Friday, October 3, 2008

Designing Django's Object-Relational-Model - The Python Saga - Part 6

Django is a web application framework in the Python language. One of the advantages that Django has over other libraries is that it was written and designed by Python experts. That is to say, they knew about variadic arguments, properties, and metaclasses. Furthermore, they knew how to cleverly use these ideas to sweep a lot of complexity under the hood so that common developers, or uncommonly good developers who want to think about other things most of the time, can gracefully suspend disbelief that anything complicated is going on when they design their database in pure Python. This article will illustrate how Django uses metaclasses and properties to present an abstraction layer where you can specify a database schema with Python classes. For simplicity, the "database" backend will be plain Python primitive objects—tables will be dictionaries of dictionaries.
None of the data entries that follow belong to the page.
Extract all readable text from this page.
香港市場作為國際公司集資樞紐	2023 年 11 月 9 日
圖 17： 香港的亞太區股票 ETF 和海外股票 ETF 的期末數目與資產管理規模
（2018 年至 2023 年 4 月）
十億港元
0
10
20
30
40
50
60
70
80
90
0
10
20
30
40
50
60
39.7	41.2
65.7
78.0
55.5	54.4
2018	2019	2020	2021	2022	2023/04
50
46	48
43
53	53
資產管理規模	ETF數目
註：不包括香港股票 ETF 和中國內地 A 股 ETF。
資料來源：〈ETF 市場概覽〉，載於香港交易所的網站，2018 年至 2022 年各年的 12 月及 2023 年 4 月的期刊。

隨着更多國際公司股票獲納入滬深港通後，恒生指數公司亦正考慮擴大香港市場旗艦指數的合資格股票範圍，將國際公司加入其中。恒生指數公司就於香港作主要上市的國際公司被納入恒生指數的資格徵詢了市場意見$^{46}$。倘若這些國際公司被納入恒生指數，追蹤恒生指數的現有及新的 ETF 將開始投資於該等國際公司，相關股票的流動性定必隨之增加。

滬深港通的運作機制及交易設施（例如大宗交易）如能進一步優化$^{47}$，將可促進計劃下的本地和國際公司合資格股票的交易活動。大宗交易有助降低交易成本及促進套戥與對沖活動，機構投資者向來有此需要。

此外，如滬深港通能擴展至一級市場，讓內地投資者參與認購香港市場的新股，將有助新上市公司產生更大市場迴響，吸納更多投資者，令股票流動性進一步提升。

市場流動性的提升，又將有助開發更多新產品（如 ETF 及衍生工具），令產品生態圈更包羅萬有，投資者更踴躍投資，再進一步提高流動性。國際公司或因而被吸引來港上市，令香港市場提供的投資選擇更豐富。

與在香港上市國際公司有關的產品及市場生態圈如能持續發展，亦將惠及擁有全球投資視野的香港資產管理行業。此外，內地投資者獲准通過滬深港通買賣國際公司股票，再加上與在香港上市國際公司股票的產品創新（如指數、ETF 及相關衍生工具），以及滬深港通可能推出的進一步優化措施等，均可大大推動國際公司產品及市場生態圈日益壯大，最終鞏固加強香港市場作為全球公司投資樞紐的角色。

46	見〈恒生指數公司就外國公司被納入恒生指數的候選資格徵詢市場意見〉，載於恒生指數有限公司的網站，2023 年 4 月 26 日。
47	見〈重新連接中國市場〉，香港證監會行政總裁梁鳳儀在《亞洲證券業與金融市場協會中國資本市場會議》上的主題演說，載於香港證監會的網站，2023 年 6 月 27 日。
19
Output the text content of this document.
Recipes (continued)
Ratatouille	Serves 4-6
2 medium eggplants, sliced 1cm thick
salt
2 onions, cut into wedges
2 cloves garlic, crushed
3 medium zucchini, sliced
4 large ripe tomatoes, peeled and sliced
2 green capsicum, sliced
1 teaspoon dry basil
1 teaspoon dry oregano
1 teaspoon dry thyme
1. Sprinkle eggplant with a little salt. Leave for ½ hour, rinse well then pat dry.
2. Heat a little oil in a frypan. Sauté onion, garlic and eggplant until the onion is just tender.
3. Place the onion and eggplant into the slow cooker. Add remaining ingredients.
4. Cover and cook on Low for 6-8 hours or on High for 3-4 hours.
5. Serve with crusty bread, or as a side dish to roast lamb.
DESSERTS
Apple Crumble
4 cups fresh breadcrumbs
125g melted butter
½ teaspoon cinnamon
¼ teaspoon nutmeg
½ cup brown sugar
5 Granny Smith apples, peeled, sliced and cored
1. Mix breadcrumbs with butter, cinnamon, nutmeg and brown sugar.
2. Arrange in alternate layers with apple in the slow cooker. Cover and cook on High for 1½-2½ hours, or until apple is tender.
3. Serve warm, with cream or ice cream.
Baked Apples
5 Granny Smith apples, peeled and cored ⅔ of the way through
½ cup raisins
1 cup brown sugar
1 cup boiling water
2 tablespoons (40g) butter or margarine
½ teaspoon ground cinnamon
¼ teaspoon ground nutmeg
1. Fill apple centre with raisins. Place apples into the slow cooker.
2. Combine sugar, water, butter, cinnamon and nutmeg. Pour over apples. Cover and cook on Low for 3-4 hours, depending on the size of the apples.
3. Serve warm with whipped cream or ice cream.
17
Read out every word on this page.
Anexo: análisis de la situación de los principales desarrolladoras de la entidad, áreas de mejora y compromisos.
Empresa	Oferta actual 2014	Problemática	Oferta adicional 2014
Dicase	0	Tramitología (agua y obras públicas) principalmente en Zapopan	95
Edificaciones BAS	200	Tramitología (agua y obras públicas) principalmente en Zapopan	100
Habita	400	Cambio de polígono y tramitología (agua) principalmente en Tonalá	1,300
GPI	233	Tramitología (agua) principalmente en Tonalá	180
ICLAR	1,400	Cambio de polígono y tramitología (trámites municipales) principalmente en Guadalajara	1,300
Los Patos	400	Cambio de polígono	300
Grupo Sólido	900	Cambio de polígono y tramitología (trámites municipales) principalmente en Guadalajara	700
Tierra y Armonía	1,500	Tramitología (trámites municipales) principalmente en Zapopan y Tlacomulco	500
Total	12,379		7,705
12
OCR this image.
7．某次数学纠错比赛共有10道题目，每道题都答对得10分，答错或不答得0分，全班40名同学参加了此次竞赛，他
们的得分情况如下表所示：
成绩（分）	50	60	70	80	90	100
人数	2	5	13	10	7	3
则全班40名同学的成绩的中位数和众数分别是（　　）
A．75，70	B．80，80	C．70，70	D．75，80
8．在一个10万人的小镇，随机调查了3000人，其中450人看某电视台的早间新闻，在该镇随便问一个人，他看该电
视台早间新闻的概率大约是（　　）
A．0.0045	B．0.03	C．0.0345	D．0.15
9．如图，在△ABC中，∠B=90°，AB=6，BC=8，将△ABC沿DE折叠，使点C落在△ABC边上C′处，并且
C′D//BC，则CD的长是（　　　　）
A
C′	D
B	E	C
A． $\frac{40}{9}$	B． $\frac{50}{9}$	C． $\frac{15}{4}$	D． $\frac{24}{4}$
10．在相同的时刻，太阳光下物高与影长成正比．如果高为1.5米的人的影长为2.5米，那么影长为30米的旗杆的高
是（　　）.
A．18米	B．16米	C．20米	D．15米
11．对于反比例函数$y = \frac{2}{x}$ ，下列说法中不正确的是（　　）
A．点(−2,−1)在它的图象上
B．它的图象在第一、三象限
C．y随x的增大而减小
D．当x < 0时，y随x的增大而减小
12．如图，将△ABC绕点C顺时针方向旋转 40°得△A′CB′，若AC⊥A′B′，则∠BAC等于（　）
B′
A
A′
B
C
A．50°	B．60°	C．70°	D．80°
In the end, we want to be able to write code that looks a whole lot like it's using Django's Object-Relational-Model:

class Cow(Model):
    id = PrimaryKey()
    name = ModelProperty()

cow = Cow(id = 0, name = 'Moolius')
cow.save()

cow = Cow.objects.get(0)

The easiest part (for the purpose of this exercise) is Django's concept of an "object manager". In Django, every model has an object manager that provides a query API and, depending on the backend, might cache instances of Model objects. Conveniently, a very narrow subset of the object manager API is almost exactly the same as a dictionary. Conceptually, the object manager boils down to a dictionary proxy for the database where you can use the get function to retrieve records from the database. For simplicity, our ObjectManager is just going to be a dictionary.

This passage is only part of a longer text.